Examples of how to use the aforementioned methods:

// given an index, set the element at the specified index with the provided value
double [] doubles = new double[50];
Arrays.setAll(doubles, index -> 30D);

// given an index, set the element at the specified index with the provided value
int [] ints = new int[50];
Arrays.setAll(ints, index -> 60);

 // given an index, set the element at the specified index with the provided value
long [] longs = new long[50];
Arrays.setAll(longs, index -> 90L);

The function provided to the setAll method receives the element index and returns a value for that index.

you may be wondering how about characters array?
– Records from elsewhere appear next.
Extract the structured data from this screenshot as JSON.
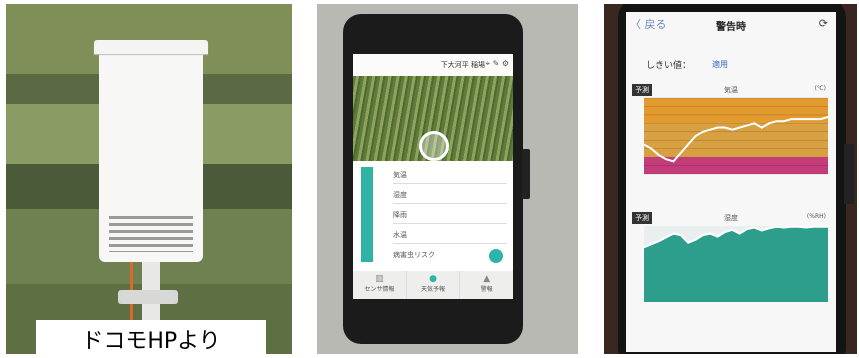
{
  "panel1": {
    "caption": "ドコモHPより"
  },
  "panel2": {
    "screen": {
      "header_title": "下大河平 稲場",
      "header_icons": [
        "location-pin-icon",
        "edit-icon",
        "gear-icon"
      ],
      "rows": [
        {
          "label": "気温",
          "value": ""
        },
        {
          "label": "湿度",
          "value": ""
        },
        {
          "label": "降雨",
          "value": ""
        },
        {
          "label": "水温",
          "value": ""
        },
        {
          "label": "病害虫リスク",
          "value": ""
        }
      ],
      "tabs": [
        {
          "label": "センサ情報",
          "icon": "sensor-icon"
        },
        {
          "label": "天気予報",
          "icon": "weather-icon"
        },
        {
          "label": "警報",
          "icon": "alert-icon"
        }
      ]
    }
  },
  "panel3": {
    "screen": {
      "back_label": "〈 戻る",
      "title": "警告時",
      "threshold_label": "しきい値：",
      "threshold_value": "適用",
      "charts": [
        {
          "tag": "予測",
          "title": "気温",
          "unit": "(℃)",
          "colors": {
            "top": "#e39a2f",
            "mid": "#d8a040",
            "bottom": "#c43d7a"
          },
          "chart_data": {
            "type": "line",
            "ylim": [
              0,
              18
            ],
            "y_ticks": [
              0,
              2,
              4,
              6,
              8,
              10,
              12,
              14,
              16,
              18
            ],
            "values": [
              7,
              6,
              4.5,
              3.5,
              3,
              5,
              7,
              9,
              10,
              10.5,
              11,
              11,
              10.5,
              11,
              11.5,
              12,
              11,
              12,
              12.5,
              12.5,
              13,
              13,
              13,
              13,
              13,
              13.5
            ]
          }
        },
        {
          "tag": "予測",
          "title": "湿度",
          "unit": "(%RH)",
          "colors": {
            "fill": "#2d9e8c"
          },
          "chart_data": {
            "type": "line",
            "ylim": [
              0,
              100
            ],
            "values": [
              72,
              76,
              80,
              85,
              90,
              88,
              78,
              82,
              88,
              90,
              86,
              92,
              95,
              90,
              96,
              98,
              94,
              97,
              99,
              98,
              99,
              99,
              98,
              99,
              99,
              99
            ]
          }
        }
      ]
    }
  }
}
This is where the fourth overload of the setAll method comes into play. As there is no overload that consumes an array of character primitives, the only option we have is to change the declaration of our character array to a type Character[].

If changing the type of the array to Character is not appropriate then you can fall back to the Arrays.fill method.
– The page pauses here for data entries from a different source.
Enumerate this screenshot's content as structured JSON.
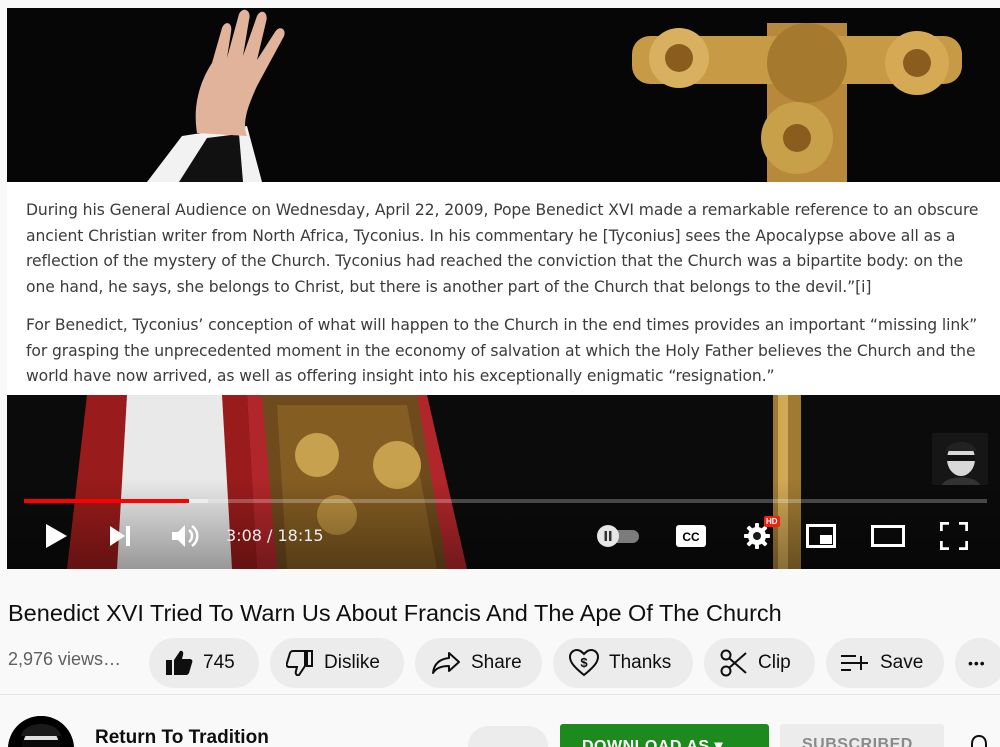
{
  "player": {
    "overlay_paragraphs": [
      "During his General Audience on Wednesday, April 22, 2009, Pope Benedict XVI made a remarkable reference to an obscure ancient Christian writer from North Africa, Tyconius. In his commentary he [Tyconius] sees the Apocalypse above all as a reflection of the mystery of the Church. Tyconius had reached the conviction that the Church was a bipartite body: on the one hand, he says, she belongs to Christ, but there is another part of the Church that belongs to the devil.”[i]",
      "For Benedict, Tyconius’ conception of what will happen to the Church in the end times provides an important “missing link” for grasping the unprecedented moment in the economy of salvation at which the Holy Father believes the Church and the world have now arrived, as well as offering insight into his exceptionally enigmatic “resignation.”"
    ],
    "time_display": "3:08 / 18:15",
    "progress_played": 0.171,
    "progress_buffered": 0.191,
    "hd_badge": "HD",
    "accent_color": "#ff0000"
  },
  "video": {
    "title": "Benedict XVI Tried To Warn Us About Francis And The Ape Of The Church",
    "views": "2,976 views…"
  },
  "actions": {
    "like_count": "745",
    "dislike_label": "Dislike",
    "share_label": "Share",
    "thanks_label": "Thanks",
    "clip_label": "Clip",
    "save_label": "Save",
    "more_label": "•••"
  },
  "channel": {
    "name": "Return To Tradition",
    "download_label": "DOWNLOAD AS ▾",
    "subscribed_label": "SUBSCRIBED",
    "download_color": "#1d8a1d"
  }
}
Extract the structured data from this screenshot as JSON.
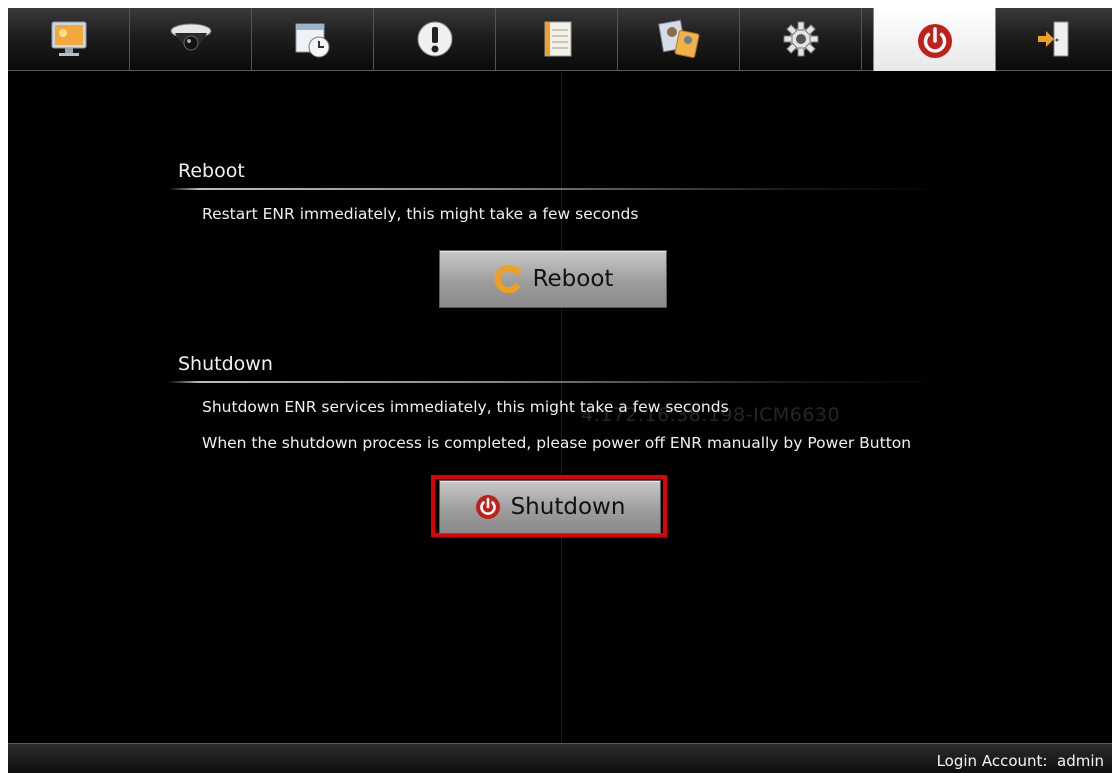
{
  "toolbar": {
    "tabs": [
      {
        "name": "monitor-icon"
      },
      {
        "name": "dome-camera-icon"
      },
      {
        "name": "schedule-icon"
      },
      {
        "name": "alert-icon"
      },
      {
        "name": "log-icon"
      },
      {
        "name": "user-account-icon"
      },
      {
        "name": "gear-icon"
      },
      {
        "name": "power-icon",
        "active": true
      },
      {
        "name": "logout-icon"
      }
    ]
  },
  "reboot": {
    "title": "Reboot",
    "description": "Restart ENR immediately, this might take a few seconds",
    "button_label": "Reboot"
  },
  "shutdown": {
    "title": "Shutdown",
    "description_1": "Shutdown ENR services immediately, this might take a few seconds",
    "description_2": "When the shutdown process is completed, please power off ENR manually by Power Button",
    "button_label": "Shutdown"
  },
  "watermark": "4.172.16.38.198-ICM6630",
  "status": {
    "login_label": "Login Account:",
    "login_user": "admin"
  },
  "colors": {
    "background": "#000000",
    "accent_red": "#c0201a",
    "highlight": "#e00000",
    "reboot_icon": "#f0a020"
  }
}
Example of using the setAll method with Character[]:

// given an index, set the element at the specified index with the provided value
Character[] character = new Character[50];
Arrays.setAll(characters, index -> '+'); 

Although, it's simpler to use the Arrays.fill method rather than the setAll method to set a specific value.

The setAll method has the advantage that you can either set all the elements of the array to have the same value or generate an array of even numbers, odd numbers or any other formula:

e.g.

int[] evenNumbers = new int[10]; 
Arrays.setAll(evenNumbers, i -> i * 2);

There's also several overloads of the parallelSetAll method which is executed in parallel, although it's important to note that the function passed to the parallelSetAll method must be side-effect free.

Conclusion

If your goal is simply to set a specific value for each element of the array then using the Arrays.fill overloads would be the most appropriate option. However, if you want to be more flexible or generate elements on demand then using the Arrays.setAll or Arrays.parallelSetAll (when appropriate) would be the option to go for.

Answer 7

I have a minor improvement on Ross Drew's answer.
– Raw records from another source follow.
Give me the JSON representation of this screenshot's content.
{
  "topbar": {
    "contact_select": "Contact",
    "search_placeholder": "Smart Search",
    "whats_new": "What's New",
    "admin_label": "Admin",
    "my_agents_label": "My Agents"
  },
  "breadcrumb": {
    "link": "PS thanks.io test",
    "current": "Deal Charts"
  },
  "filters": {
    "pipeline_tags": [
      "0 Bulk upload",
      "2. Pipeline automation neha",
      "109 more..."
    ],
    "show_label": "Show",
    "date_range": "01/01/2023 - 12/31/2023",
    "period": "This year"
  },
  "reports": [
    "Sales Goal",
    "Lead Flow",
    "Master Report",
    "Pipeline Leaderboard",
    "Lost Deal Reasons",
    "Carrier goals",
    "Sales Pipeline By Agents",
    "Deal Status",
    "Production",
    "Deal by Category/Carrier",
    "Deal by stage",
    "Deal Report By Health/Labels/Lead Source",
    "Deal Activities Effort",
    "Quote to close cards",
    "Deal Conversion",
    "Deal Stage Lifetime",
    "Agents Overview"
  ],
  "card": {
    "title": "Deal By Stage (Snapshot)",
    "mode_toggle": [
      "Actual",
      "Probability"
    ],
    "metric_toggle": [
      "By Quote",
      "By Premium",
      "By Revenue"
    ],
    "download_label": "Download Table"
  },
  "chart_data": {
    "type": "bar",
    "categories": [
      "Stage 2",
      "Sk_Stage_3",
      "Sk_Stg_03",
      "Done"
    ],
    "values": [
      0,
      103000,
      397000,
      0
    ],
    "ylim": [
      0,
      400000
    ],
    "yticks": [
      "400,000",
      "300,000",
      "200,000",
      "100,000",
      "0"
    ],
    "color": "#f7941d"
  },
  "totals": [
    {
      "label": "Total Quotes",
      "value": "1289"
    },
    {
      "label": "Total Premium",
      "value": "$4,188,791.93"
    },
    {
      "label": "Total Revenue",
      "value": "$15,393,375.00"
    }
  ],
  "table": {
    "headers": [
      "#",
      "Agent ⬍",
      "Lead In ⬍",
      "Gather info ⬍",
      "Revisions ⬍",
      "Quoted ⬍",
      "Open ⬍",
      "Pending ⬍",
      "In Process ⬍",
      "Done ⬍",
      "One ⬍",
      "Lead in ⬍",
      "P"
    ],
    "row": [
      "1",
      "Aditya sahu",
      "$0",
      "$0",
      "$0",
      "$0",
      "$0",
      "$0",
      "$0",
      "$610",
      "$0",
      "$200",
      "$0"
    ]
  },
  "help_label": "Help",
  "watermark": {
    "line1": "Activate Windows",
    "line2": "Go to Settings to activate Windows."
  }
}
For a small array, a simple loop is faster than the System.arraycopy approach, because of the overhead associated with setting up System.arraycopy. Therefore, it's better to fill the first few bytes of the array using a simple loop, and only move to System.arraycopy when the filled array has a certain size.

The optimal size of the initial loop will be JVM specific and system specific of course.

private static final int SMALL = 16;

public static void arrayFill(byte[] array, byte value) {
  int len = array.length;
  int lenB = len < SMALL ? len : SMALL;

  for (int i = 0; i < lenB; i++) {
    array[i] = value;
  }

  for (int i = SMALL; i < len; i += i) {
    System.arraycopy(array, 0, array, i, len < i + i ? len - i : i);
  }
}

Answer 8

If you have another array of char, char[] b and you want to replace c with b, you can use c=b.clone();.

Answer 9

See Arrays.fill method:

char f = '+';
char [] c = new char [50];
Arrays.fill(c, f);

Answer 10

Arrays.fill might suit your needs

Answer 11

Arrays.fill(myArray, 'c');

Arrays.fill

Although it is quite possible that this is doing the loop in the background and is therefore not any more efficient than what you have (other than the lines of code savings). If you really care about efficiency, try the following in comparison to the above:

int size = 50;
char[] array = new char[size];
for (int i=0; i<size; i++){
  array[i] = 'c';
}

Notice that the above doesn't call array.size() for each iteration.

Answer 12

   /**
     * Assigns the specified char value to each element of the specified array
     * of chars.
     *
     * @param a the array to be filled
     * @param val the value to be stored in all elements of the array
     */
    public static void fill(char[] a, char val) {
        for (int i = 0, len = a.length; i < len; i++)
            a[i] = val;
    }

That's the way Arrays.fill does it.

(I suppose you could drop into JNI and use memset.)

Answer 13

Arrays.fill is the best option for general purpose use. If you need to fill large arrays though as of latest idk 1.8 u102, there is a faster way that leverages System.arraycopy. You can take a look at this alternate Arrays.fill implementation:

According to the JMH benchmarks you can get almost 2x performance boost for large arrays (1000 +)

In any case, these implementations should be used only where needed. JDKs Arrays.fill should be the preferred choice.

Answer 14

You could use arraycopy but it depends on whether you can predefine the source array, - do you need a different character fill each time, or are you filling arrays repeatedly with the same char?

Clearly the length of the fill matters - either you need a source that is bigger than all possible destinations, or you need a loop to repeatedly arraycopy a chunk of data until the destination is full.

    char f = '+';
    char[] c = new char[50];
    for (int i = 0; i < c.length; i++)
    {
        c[i] = f;
    }

    char[] d = new char[50];
    System.arraycopy(c, 0, d, 0, d.length);